Multiple Testing – Alpha Adjustment for Multiple Testing

hypothesis testingmultiple-comparisons

I understand the logic of alpha adjustment for multiple testing. However, I am confused as to whether this correction should be applied to all tests on a dataset or only the pairwise comparison in question.

For example, I have four pairwise comparisons (male vesus female, married versus other, English versus other languages, young versus old). They are from the same sample (dataset).

If I use 0.05 and Bonferroni, should my corrected alpha be 0.025 (i.e. calculated for each pairwise comparison) or 0.0125 (i.e. calculated for four pairwise comparisons in total). How does the concept of familywise error fit in here?

I must add that my interest is in each pairwise comparison (e.g. male compared to female) and NOT across the different pairs (e.g. married male versus married female).

Best Answer

@John has a nice answer. I particularly like the discussion about fishing expeditions and how alpha-adjustment may not be necessary. I want to add one additional aspect to this discussion. With hypothesis testing, there are two different kinds of errors to worry about: type I and type II (also called alpha error and beta error). Both kinds are bad, and we want to avoid both of them. When people talk about alpha-adjustment, they are focusing only on the possibility of type I errors (that is, saying there is a difference when there isn't one). However, adjusting alpha to minimize type I errors necessarily decreases power. Thus, it necessarily increases the probability of type II errors (that is, saying there isn't a difference when in fact there is). In addition, it's worth noting that a-priori there is no reason to believe that type I errors are worse than type II errors (despite the fact that everyone seems to assume that this must be so). Rather, which is worse will vary from situation to situation and is a judgment that must be made by the researcher. In other words, deciding on a strategy for testing multiple comparisons (e.g., an alpha-adjustment strategy) one must consider the effect of the strategy on both type I and type II errors and balance these effects relative to: the severity of these errors, how much data you have, and the cost of gathering more.

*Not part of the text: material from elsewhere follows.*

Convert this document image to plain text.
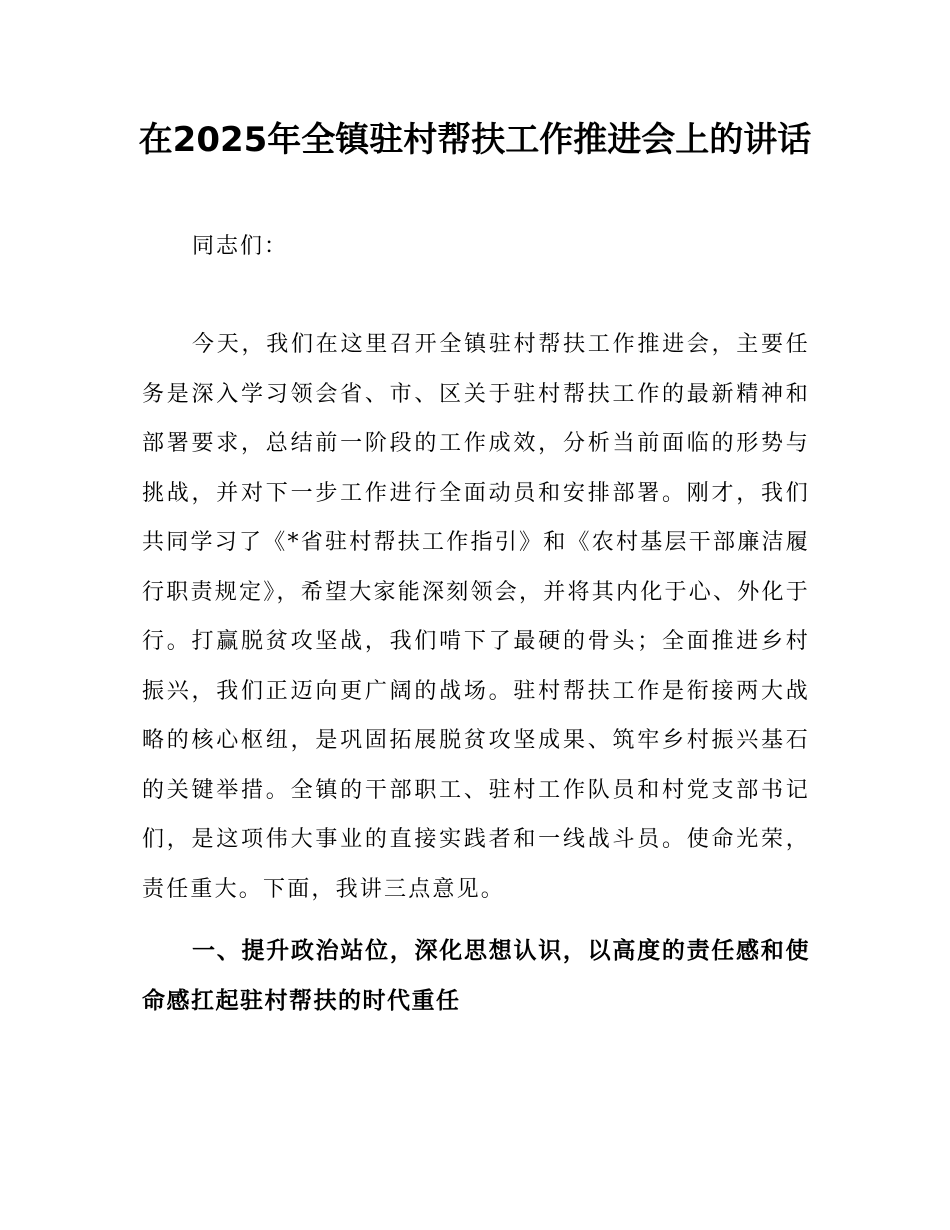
在2025年全镇驻村帮扶工作推进会上的讲话

同志们：

今天，我们在这里召开全镇驻村帮扶工作推进会，主要任务是深入学习领会省、市、区关于驻村帮扶工作的最新精神和部署要求，总结前一阶段的工作成效，分析当前面临的形势与挑战，并对下一步工作进行全面动员和安排部署。刚才，我们共同学习了《*省驻村帮扶工作指引》和《农村基层干部廉洁履行职责规定》，希望大家能深刻领会，并将其内化于心、外化于行。打赢脱贫攻坚战，我们啃下了最硬的骨头；全面推进乡村振兴，我们正迈向更广阔的战场。驻村帮扶工作是衔接两大战略的核心枢纽，是巩固拓展脱贫攻坚成果、筑牢乡村振兴基石的关键举措。全镇的干部职工、驻村工作队员和村党支部书记们，是这项伟大事业的直接实践者和一线战斗员。使命光荣，责任重大。下面，我讲三点意见。

一、提升政治站位，深化思想认识，以高度的责任感和使命感扛起驻村帮扶的时代重任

On a different note, from your description it seems to me that your situation would best be analyzed by using a factorial ANOVA, with sex as factor 1, marital status as factor 2, language as factor 3, and age as factor 4. From the description (and I recognize that it is sparse) I don't see why a cell means approach (i.e., one-way ANOVA) is preferable. If you have no interest in interactions, the main effects from the factorial ANOVA are already orthogonal (at least if the $n$s are the same), and Bonferroni corrections are not relevant. Certainly it would still be possible to have more than 5% type I errors, but I'm a big believer in @John's fourth paragraph; when I'm testing theoretically suggested, a-priori, orthogonal contrasts, I don't use alpha-adjustments.